Martin's MSc project repository
The dataset contains play-by-play data from all manually tagged UBC Men's Volleyball games in 2017/2018, 2018/2019 and 2019/2020 seasons. Additionally, a number of games between other teams in Canada West are included as they were used for game planning for UBC.
There are two versions of the dataset: one where locations are described categorically using zones (Z1, Z2, ...) and one where they are represented with X and Y coordinates.
- Season
- GameID
- PlayerTeam: team executing last action
- PlayerName: player executing last action
- RewardValue, RewardDistance: +1 for home point, -1 for away point, RewardDistance contains distance to end of current rally
- SetNumber: current set (1-5)
- ScoreMax: maximum of the home and away scores in current set (eg. for 21-18 it would be 21)
- ScoreDiff: away score minus home score in current set (eg. for 21-18 it would be -3)
- ActionHome, ActionAway: flags for action performed by home or away team
- ActionType: one of Serve, Receive, sEt, Attack, Block, Dig or Free-ball
- ActionStartZone, ActionEndZone: start and end location of action performed
- ActionSpeed: flag denoting a spin serve or a fast set (vs. float serve or high set)
- ActionOutcome: one of the possible action outcomes: = (error), -, /, !, +, # (perfect)
To incorporate action history, up to 10 most recent actions (from beginning of rally) are included in each data point.
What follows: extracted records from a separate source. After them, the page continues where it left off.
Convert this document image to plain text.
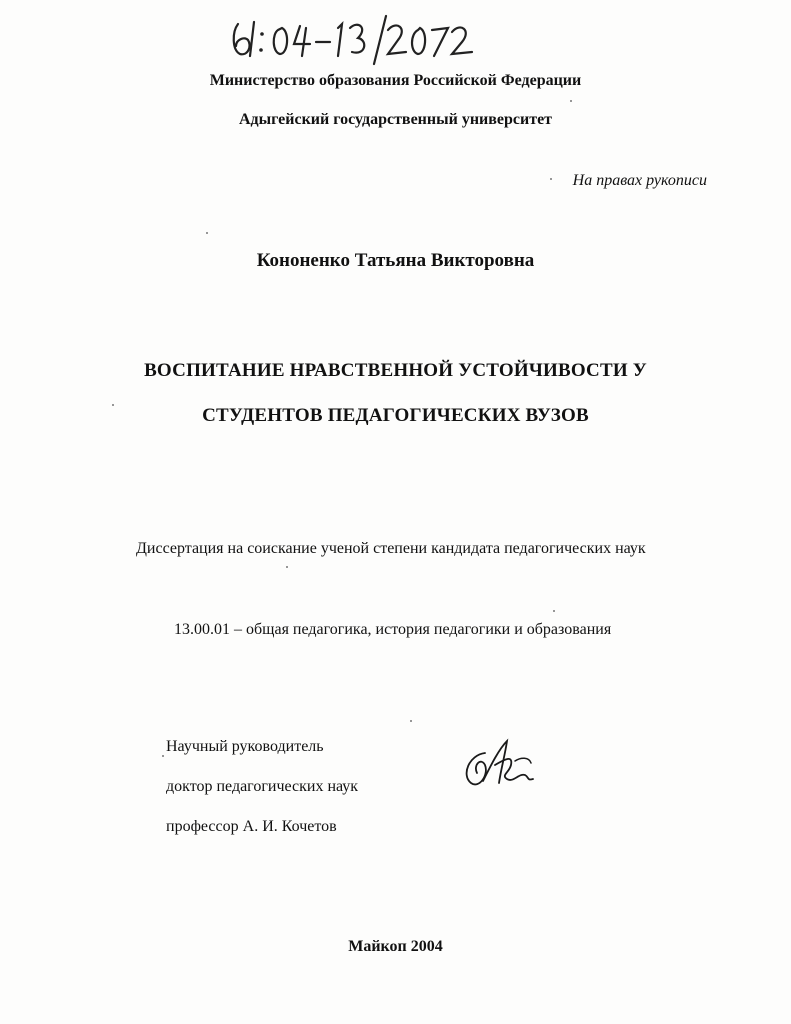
Министерство образования Российской Федерации
Адыгейский государственный университет
На правах рукописи
Кононенко Татьяна Викторовна
ВОСПИТАНИЕ НРАВСТВЕННОЙ УСТОЙЧИВОСТИ У
СТУДЕНТОВ ПЕДАГОГИЧЕСКИХ ВУЗОВ
Диссертация на соискание ученой степени кандидата педагогических наук
13.00.01 – общая педагогика, история педагогики и образования
Научный руководитель
доктор педагогических наук
профессор А. И. Кочетов
Майкоп 2004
- DecisionTree: contains experiments with fitting a decision tree classifier to the dataset, predicting whether the point will go to the home team (1) or away team (-1). Prediction probabilities also considered using ratio of training data in leaves. 5-fold cross validation is used to prevent overfitting.
- RandomForest: same as above but using a random forest classifier.
- I have also added several other notebooks such as NeuralNet and MimicTree that experiment with other models.
- Questions: contains various example analyses using values from the reinforcement learning neural net.
- Them nn_code subfolder contains Python code for the reinforcement learning neural network.